As share trading in six of Iceland's biggest financial firms was temporarily halted, BBC News has spoken to people in Iceland.
They have been relating their experiences of the current economic climate.
PERI DESAI, REYKJAVIK
I am originally from Bombay and my husband is from Iceland. After living in London for a while we decided that we would get a better standard living if we moved to Iceland, which we did four years ago.
In recent months, the financial crisis has deteriorated.
I am concerned about what the government will actually do rather than what it says. It needs to build more faith with people and reassure them the situation will improve.
It is like being in a war situation at supermarkets. When I go shopping, I notice people are stockpiling food.
Supermarkets say they don't know if they can sell much produce because they don't have the money to pay for imported goods so shoppers are being cautious.
I have savings at one of the major banks but at the moment I'm keeping my money there and hoping for the best. Others have taken their money out but because all the banks are vulnerable, there is no choice in where you put your savings.
Unemployment has steadily risen. I lost my job in June but I've been lucky to find another one.
Someone I know lost their job in April and is still looking for work despite holding a Masters degree in engineering.
I bought my house for 13million krona four years ago but now I owe 16million krona, so I have gone into negative equity.
There has been talk that Iceland will join the EU. I desperately would like to see this happen.

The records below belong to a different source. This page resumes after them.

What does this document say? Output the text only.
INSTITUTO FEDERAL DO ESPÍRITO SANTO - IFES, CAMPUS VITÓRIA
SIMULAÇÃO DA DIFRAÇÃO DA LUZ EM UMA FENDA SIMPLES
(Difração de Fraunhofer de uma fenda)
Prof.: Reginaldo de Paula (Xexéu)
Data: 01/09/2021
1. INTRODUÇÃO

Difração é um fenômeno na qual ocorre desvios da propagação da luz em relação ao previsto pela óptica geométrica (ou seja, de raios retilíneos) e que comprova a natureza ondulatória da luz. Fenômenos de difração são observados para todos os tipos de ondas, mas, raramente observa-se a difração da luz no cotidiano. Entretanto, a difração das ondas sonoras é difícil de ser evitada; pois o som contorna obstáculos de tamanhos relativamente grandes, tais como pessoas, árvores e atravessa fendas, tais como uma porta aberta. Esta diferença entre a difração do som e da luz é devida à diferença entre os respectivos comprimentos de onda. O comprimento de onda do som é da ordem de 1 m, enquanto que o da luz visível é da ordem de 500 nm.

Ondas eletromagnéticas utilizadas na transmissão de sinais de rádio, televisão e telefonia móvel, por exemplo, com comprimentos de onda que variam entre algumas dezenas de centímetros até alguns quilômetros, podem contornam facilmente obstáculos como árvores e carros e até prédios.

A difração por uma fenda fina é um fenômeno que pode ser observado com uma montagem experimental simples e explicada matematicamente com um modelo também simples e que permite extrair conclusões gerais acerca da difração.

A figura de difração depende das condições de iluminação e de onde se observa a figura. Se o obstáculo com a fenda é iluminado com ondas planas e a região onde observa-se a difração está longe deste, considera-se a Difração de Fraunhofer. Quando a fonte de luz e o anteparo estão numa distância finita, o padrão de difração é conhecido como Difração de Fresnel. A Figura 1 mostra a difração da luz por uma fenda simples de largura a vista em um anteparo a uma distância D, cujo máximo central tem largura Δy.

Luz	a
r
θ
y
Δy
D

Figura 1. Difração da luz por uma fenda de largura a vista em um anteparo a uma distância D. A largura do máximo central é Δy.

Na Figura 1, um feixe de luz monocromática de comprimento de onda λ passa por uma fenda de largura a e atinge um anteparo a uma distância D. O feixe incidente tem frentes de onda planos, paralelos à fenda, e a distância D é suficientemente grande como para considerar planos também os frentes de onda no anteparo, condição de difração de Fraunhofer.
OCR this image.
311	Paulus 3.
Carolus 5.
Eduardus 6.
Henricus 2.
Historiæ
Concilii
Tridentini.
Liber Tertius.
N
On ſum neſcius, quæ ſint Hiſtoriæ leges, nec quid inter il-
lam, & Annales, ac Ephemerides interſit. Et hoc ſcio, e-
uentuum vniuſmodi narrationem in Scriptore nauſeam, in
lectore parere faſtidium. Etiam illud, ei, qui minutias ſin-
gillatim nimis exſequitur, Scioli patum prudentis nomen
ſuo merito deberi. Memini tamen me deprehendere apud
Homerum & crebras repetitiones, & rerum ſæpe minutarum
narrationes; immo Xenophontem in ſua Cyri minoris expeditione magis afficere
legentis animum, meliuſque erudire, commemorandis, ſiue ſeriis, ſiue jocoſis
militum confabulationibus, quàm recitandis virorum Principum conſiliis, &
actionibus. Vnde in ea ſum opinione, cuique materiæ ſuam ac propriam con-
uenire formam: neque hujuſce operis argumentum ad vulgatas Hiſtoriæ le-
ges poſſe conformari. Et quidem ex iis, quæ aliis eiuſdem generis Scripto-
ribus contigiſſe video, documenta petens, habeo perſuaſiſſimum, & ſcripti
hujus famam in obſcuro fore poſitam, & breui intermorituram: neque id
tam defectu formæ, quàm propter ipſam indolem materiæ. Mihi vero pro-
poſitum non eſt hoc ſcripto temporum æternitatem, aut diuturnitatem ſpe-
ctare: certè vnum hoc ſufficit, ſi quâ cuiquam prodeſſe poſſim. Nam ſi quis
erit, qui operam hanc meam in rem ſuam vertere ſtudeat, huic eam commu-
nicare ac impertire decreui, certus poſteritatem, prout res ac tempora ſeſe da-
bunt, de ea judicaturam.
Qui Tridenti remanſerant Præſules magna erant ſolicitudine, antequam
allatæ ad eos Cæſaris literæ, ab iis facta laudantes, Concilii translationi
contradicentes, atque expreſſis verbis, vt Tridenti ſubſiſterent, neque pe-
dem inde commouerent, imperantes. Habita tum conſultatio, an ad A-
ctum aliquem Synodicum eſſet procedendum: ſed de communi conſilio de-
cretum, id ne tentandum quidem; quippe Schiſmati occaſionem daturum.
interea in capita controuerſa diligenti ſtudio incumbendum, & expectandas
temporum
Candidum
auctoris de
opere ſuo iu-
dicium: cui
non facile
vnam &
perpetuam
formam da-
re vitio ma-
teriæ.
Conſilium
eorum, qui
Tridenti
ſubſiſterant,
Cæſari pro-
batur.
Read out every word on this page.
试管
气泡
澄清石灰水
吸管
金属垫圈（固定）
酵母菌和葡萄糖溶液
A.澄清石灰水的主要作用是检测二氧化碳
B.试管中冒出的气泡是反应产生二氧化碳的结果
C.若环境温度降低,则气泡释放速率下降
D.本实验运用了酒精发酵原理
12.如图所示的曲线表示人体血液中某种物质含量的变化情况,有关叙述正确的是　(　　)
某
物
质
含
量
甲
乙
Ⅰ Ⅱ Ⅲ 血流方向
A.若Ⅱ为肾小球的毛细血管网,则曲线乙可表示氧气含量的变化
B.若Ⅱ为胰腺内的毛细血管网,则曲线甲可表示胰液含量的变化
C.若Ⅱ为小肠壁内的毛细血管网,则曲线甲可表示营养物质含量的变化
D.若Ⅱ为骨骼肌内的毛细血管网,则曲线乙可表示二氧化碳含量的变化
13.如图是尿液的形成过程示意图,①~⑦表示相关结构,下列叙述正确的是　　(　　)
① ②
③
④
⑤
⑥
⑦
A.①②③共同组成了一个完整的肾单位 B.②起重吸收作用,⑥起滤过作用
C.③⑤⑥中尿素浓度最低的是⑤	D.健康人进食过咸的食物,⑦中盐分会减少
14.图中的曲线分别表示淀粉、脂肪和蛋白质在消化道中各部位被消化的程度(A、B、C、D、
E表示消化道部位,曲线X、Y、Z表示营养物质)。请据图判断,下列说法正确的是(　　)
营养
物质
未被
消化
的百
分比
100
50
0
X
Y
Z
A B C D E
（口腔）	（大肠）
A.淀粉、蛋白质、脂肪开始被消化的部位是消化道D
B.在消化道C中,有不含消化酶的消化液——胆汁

I am afraid that if Iceland doesn't join, the country will suffer because the krona is worth so little now.
TEDDI HUNFJORD, REYKJAVIK
I bank with Glitnir and I wasn't able to get access to my account for a couple of days.
No one knows what's happening here. Many people are at their computers checking news and finance websites for more information.
I wasn't reassured by the prime minister's speech
I work for a service department at a computer company. Last month the number of staff had been cut by half and now we are under twice as much pressure.
My salary is so low. Because trade unions are not negotiating pay rises, it is unlikely my salary will increase.
The prime minister has been on television but I wasn't reassured by his speech. I think he should have acted about eight months before when the problems first begun.
Many people want the finance minister to resign because of the way the situation has been badly handled.
My wife and I have lived in London and Holland, and last year we decided to return to Iceland. I think that if things get any worse, we may think about moving back to London.
DANNY AUSTIN, GARDABAER
I am British and I have lived here for 15 months and I have taken a great interest in the economy.
I was planning to visit England for a couple of weeks before Christmas, but I don't think I will be able to afford it.
Buying British currency is becoming very expensive. Last year, a pound was worth 130 krona. Now it is 205 and it may even reach 300 krona.
I currently work for a local council but I am seriously considering working as a fisherman. The pay can be as much as £10,000 a month. But competition may even lead to these jobs becoming scarce.
Many Icelanders have underestimated the situation. I am interested in the economy and I asked my friends what will happen if the banks fail. This seemed to be like an alien concept to them.
The general fear is of the complete collapse of the two major banks Kaupthing and Landsbanki.
There has been a loss of faith in the prime minister who had said the crisis would soon pass. Now he says the situation will not improve until 2011.
ALEX ELLIOTT, REYKJAVIK
There has been pressure on the economy all year, but in the last couple weeks I have seen a big change.
The currency rate has fallen and there has been a knock-on effect on many businesses.
A year ago the euro wasn't particularly popular, but many more people are attracted to the idea.
The government wants banks and pension funds to draw up assets to help the economy. Trade Unions are backing the government by not insisting on huge wage demands.
Prices in fresh produce and speciality goods have gone up, and I have even heard of panic buying of olive oil!
But I don't think it is all doom and gloom. I haven't got a mortgage and I only have a current account so I know I am better off than most.
There is a lot of money around. If the government, banks, pension funds, and the trades union can pull together in the same direction, I think the economy will turn around.
I have cut down on luxury items such as clothing and dining out. On a day-to-day basis there is nothing anyone can do other than to spend a little less.